Mitch Reznick, CFA
Am 2. August 2023 erreichte die Welt den Earth Overshoot Day. Dies ist der Tag, an dem die Erde ihr jährliches Budget an Naturkapital verbraucht hat, um in diesem Jahr einen wirtschaftlichen Mehrwert für die Menschheit zu schaffen. Über den Earth Overshoot Day hinaus zehrt die Erde am Naturkapitalbudget des Folgejahres. Daher führen wir ab dem Earth Overshoot Day Naturkapitalbudgets. Als Wissenschaftler den Earth Overshoot Day in den 1970er Jahren erstmals berechnet haben, fand er Ende Dezember statt; vor 10 Jahren fand er Ende August statt. Der Trend bewegt sich in die falsche Richtung.
Darüber hinaus schätzten Wissenschaftler des Stockholm Resilience Centre (SRC), dass die Erde sechs ihrer neun planetaren Belastungsgrenzen bereits überschritten hat. Das SRC ist der Ansicht, dass der Planet innerhalb dieser neun Grenzen bleiben muss, um stabil zu bleiben und die wachsende Bevölkerung zu versorgen. Falls es jemals Warnsignale für die nachlassende Fähigkeit der Erde, die Menschheit dauerhaft zu versorgen, gegeben hat, dann handelt es sich hier um ein solches.
Ist das Naturkapital in Gefahr, dann ist auch die Erzeugung von globalem wirtschaftlichem Wert in Gefahr.

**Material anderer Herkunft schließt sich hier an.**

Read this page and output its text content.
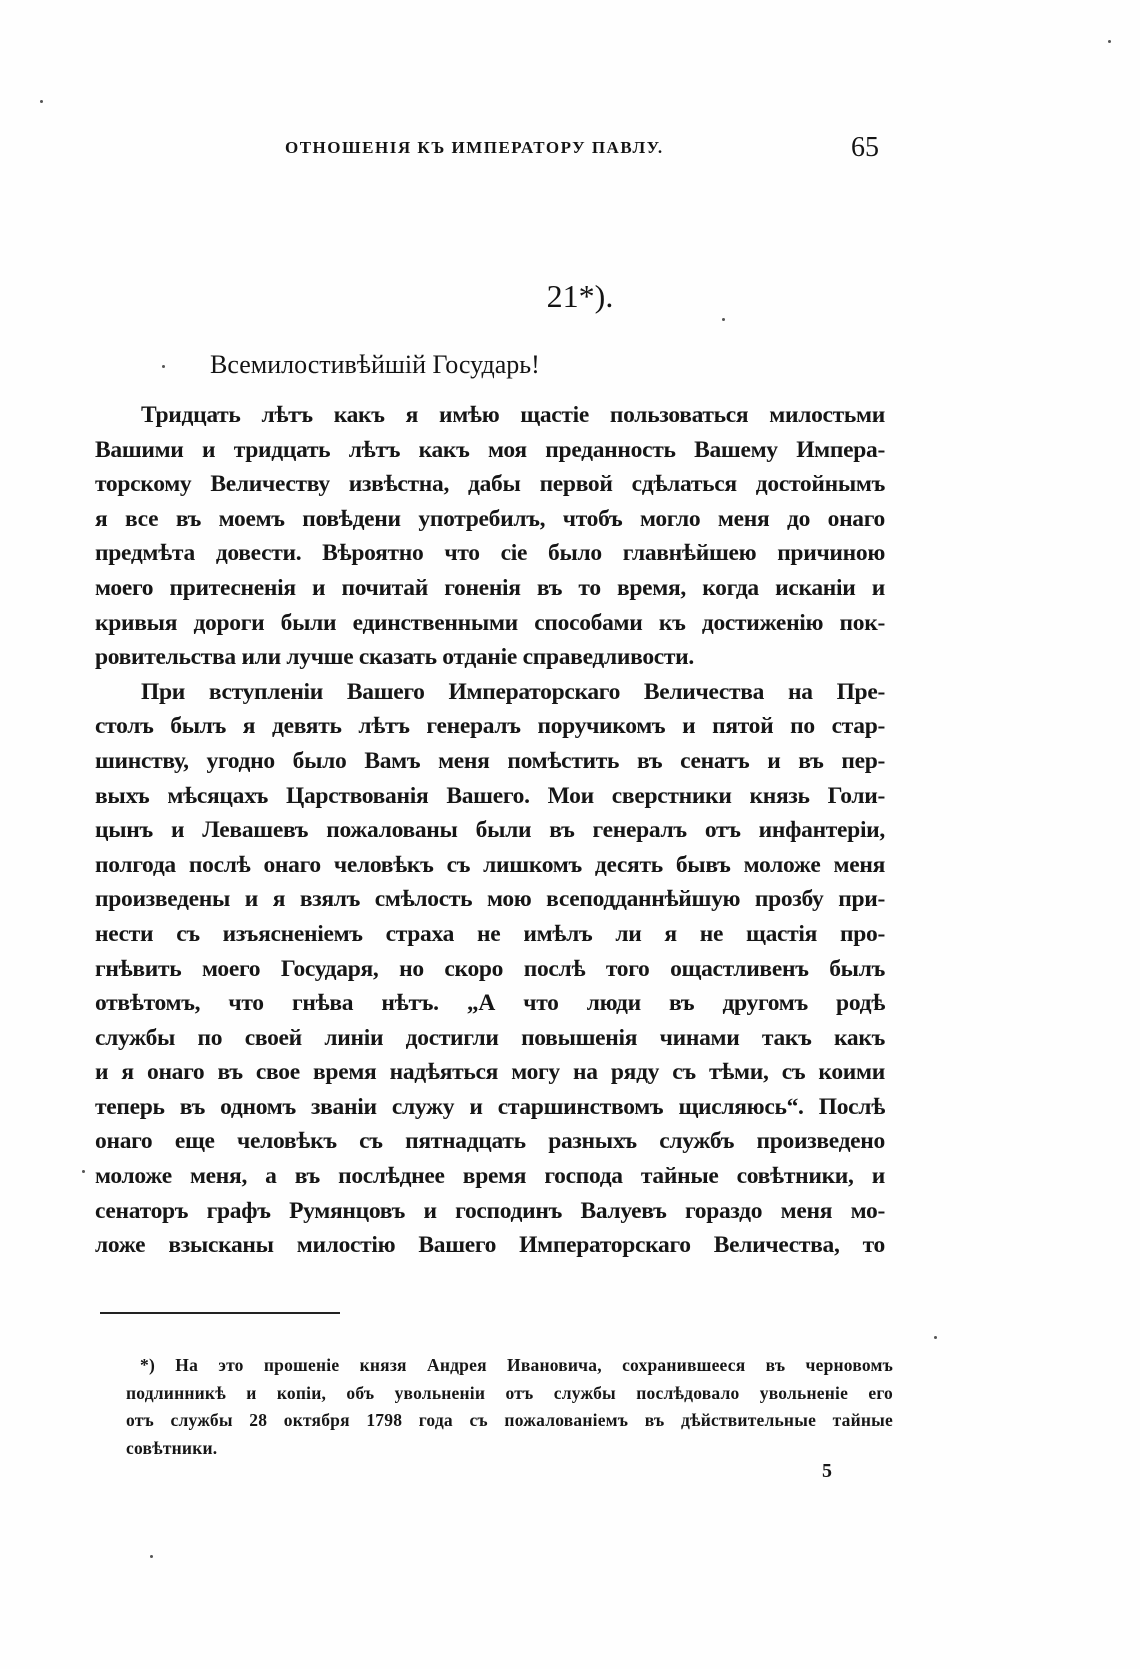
ОТНОШЕНІЯ КЪ ИМПЕРАТОРУ ПАВЛУ.	65
21*).
Всемилостивѣйшій Государь!
Тридцать лѣтъ какъ я имѣю щастіе пользоваться милостьми
Вашими и тридцать лѣтъ какъ моя преданность Вашему Импера-
торскому Величеству извѣстна, дабы первой сдѣлаться достойнымъ
я все въ моемъ повѣдени употребилъ, чтобъ могло меня до онаго
предмѣта довести. Вѣроятно что сіе было главнѣйшею причиною
моего притесненія и почитай гоненія въ то время, когда исканіи и
кривыя дороги были единственными способами къ достиженію пок-
ровительства или лучше сказать отданіе справедливости.
При вступленіи Вашего Императорскаго Величества на Пре-
столъ былъ я девять лѣтъ генералъ поручикомъ и пятой по стар-
шинству, угодно было Вамъ меня помѣстить въ сенатъ и въ пер-
выхъ мѣсяцахъ Царствованія Вашего. Мои сверстники князь Голи-
цынъ и Левашевъ пожалованы были въ генералъ отъ инфантеріи,
полгода послѣ онаго человѣкъ съ лишкомъ десять бывъ моложе меня
произведены и я взялъ смѣлость мою всеподданнѣйшую прозбу при-
нести съ изъясненіемъ страха не имѣлъ ли я не щастія про-
гнѣвить моего Государя, но скоро послѣ того ощастливенъ былъ
отвѣтомъ, что гнѣва нѣтъ. „А что люди въ другомъ родѣ
службы по своей линіи достигли повышенія чинами такъ какъ
и я онаго въ свое время надѣяться могу на ряду съ тѣми, съ коими
теперь въ одномъ званіи служу и старшинствомъ щисляюсь“. Послѣ
онаго еще человѣкъ съ пятнадцать разныхъ службъ произведено
моложе меня, а въ послѣднее время господа тайные совѣтники, и
сенаторъ графъ Румянцовъ и господинъ Валуевъ гораздо меня мо-
ложе взысканы милостію Вашего Императорскаго Величества, то
*) На это прошеніе князя Андрея Ивановича, сохранившееся въ черновомъ
подлинникѣ и копіи, объ увольненіи отъ службы послѣдовало увольненіе его
отъ службы 28 октября 1798 года съ пожалованіемъ въ дѣйствительные тайные
совѣтники.
5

Warum ist das alles wichtig? Laut dem Weltwirtschaftsforum „ist mehr als die Hälfte des globalen BIP moderat oder stark von der Natur und ihren Dienstleistungen abhängig“. Ist das Naturkapital in Gefahr, dann ist auch die Erzeugung von globalem wirtschaftlichem Wert in Gefahr. Dies ist daher ein systemisches Risiko.
Glücklicherweise erkennen unzählige internationale Organisationen, Länder, Regulierungsbehörden, Unternehmen und Investoren dies an und reagieren darauf. Dieser globale Widerstand gegen die Effekte des Anthropozän-Zeitalters erzeugt Kräfte, die sich auf die Nachhaltigkeit auswirken – Änderungen der Vorschriften, veränderte Werte und sich verändernde Vorlieben beim Verbrauch. Diese Kräfte lösen systematische Veränderungen in der Wirtschaft und damit auch auf die Finanzen aus.
Die Unternehmen, die über die Transparenz und Governance verfügen, um diese strukturellen Veränderungen zu sehen und sich an sie anzupassen, d. h. Risiken zu managen und/oder Chancen zu nutzen, sind die widerstandsfähigen Unternehmen der Zukunft. Sie sind die Gewinner bei diesem unwiderruflichen Wandel der Wirtschaft. Mit Blick auf das Jahr 2024, sofern es die Bewertung zulässt, sind dies die Unternehmen, in die wir investieren möchten, da sie unserer Ansicht nach Alpha-Quellen für unsere Kunden sein und positive Auswirkungen auf die Umwelt und damit die Gesellschaft haben werden.
Gemma Corrigan
Wir gehen davon aus, dass Naturkapital 2024 weiterhin ein Thema sein wird. Bis heute haben wir die Natur und ihre Dauerhaftigkeit weitgehend als selbstverständlich angesehen. Wenn wir jedoch kritische und irreversible Wendepunkte erreichen, wird das Wachstum begrenzt und wir erfahren möglicherweise sehr hohe finanzielle Verluste, wenn wir unseren derzeitigen Kurs fortsetzen. Die gute Nachricht ist, dass wir noch die Möglichkeit haben, dieses Problem zu beheben.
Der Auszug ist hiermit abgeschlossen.